Let’s break it all down.

Parts of a Format

Each format is built up of the following: %[flag][length][.[precision]][code]. We have gone over the basics of %[code] in our table. Let’s go over the flags and how to format our length and precision.

Flags
FlagDescription
[single space] [ ]Formats the string with spaces for the length
0Formats the string with zeroes for the length
+Formats the string with + if positive, – if negative (numbers)
Left align
#Cuts off trailing zeroes (number)

You can then specify the number of overall digits or characters and the amount of precision for your formatted item. Let’s look at an absurd example for a string:

print( string.format( "[% 8.3s]", "12345" ) )

This gets us:

[     123]

Almost all of these combinations work, so try them out and see what you get with weird options. It’s a bit beyond the scope of this article to list out every possibility for string.format. There are other options, but I have excluded them due to their rarity, and due to the fact some are not implemented/applicable in Lua.

True Unicode

We’ve gone through all of the cool string features in Lua, and we can work with UTF8 if we don’t need certain things, but what happens when we need true unicode support? You get a breakdown pretty quickly. It’s hard to break strings down on each character point. It’s also hard to deal with lengths and similar.

Luckily, there is a good UTF8 library which can be installed via Luarocks. For this specific library, unlike our Lunajson library, you’ll need a C compiler set up with Luarocks. Make sure you have GCC or similar on your system before trying to use this library.

You want to do the following to get it installed on Debian or MacOS:

sudo luarocks install utf8
Installing https://luarocks.org/utf8-1.2-0.src.rock
gcc -O2 -fPIC -I/usr/include/lua5.1 -c lutf8lib.c -o lutf8lib.o
gcc -shared -o utf8.so -L/usr/local/lib lutf8lib.o
utf8 1.2-0 is now installed in /usr/local (license: MIT)

This library doesn’t need much, but works great for dealing with UTF8. I use it in my translation work to split up characters and map Pinyin from dictionaries. This library is called “lua-utf8” (and installed as “luautf8” from Luarocks) for Lua 5.3.

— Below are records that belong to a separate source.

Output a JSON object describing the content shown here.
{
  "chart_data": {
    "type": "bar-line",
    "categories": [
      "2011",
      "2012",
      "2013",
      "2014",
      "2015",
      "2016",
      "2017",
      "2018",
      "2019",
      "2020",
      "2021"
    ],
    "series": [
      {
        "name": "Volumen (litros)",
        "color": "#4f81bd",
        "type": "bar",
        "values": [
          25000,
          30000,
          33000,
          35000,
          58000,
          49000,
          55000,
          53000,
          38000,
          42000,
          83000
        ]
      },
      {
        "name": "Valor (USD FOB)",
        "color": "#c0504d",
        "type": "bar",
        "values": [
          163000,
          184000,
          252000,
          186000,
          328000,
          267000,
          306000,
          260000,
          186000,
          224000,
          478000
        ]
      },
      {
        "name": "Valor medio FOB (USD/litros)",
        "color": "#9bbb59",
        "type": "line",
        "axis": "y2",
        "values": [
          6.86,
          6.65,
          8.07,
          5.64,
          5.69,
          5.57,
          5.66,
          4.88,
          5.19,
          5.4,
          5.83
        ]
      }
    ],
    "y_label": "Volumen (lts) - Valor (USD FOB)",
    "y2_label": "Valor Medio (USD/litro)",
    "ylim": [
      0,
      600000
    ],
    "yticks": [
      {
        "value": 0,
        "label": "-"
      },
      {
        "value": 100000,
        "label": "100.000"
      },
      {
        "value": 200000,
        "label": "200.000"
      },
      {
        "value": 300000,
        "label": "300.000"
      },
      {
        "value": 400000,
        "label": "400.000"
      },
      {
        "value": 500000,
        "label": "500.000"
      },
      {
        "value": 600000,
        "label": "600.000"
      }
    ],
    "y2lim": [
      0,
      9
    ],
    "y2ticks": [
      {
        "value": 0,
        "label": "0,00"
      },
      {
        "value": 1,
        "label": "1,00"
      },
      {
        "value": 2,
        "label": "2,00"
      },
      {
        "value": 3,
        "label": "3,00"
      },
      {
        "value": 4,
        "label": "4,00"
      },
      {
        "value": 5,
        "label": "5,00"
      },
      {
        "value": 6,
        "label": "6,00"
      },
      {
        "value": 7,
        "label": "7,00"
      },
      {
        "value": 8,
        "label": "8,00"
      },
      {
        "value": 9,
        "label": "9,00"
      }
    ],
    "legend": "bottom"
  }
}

Per the documentation, it includes the following functions:
utf8.byte
utf8.char
utf8.find
utf8.gmatch
utf8.gsub
utf8.len
utf8.lower
utf8.match
utf8.reverse
utf8.sub
utf8.upper

The usage is the same as our standard string functions. To use it, just use the following line of code:

utf8 = require 'utf8'

Or for Lua 5.3:

utf8 = require 'lua-utf8'

Lua Strings

This article covers the basics of string functions in Lua. A lot of these are directly ported from C, but there are some notable differences. I have skipped things which are missing from C and which aren’t commonly used. Most of these functions are fine to use with UTF8, but there are some things missing.

Review this article for when you need some of these functions. You should try to memorize at least a few of the operations as soon as possible. We’ll have some new exercises coming up to work with different real life examples soon enough.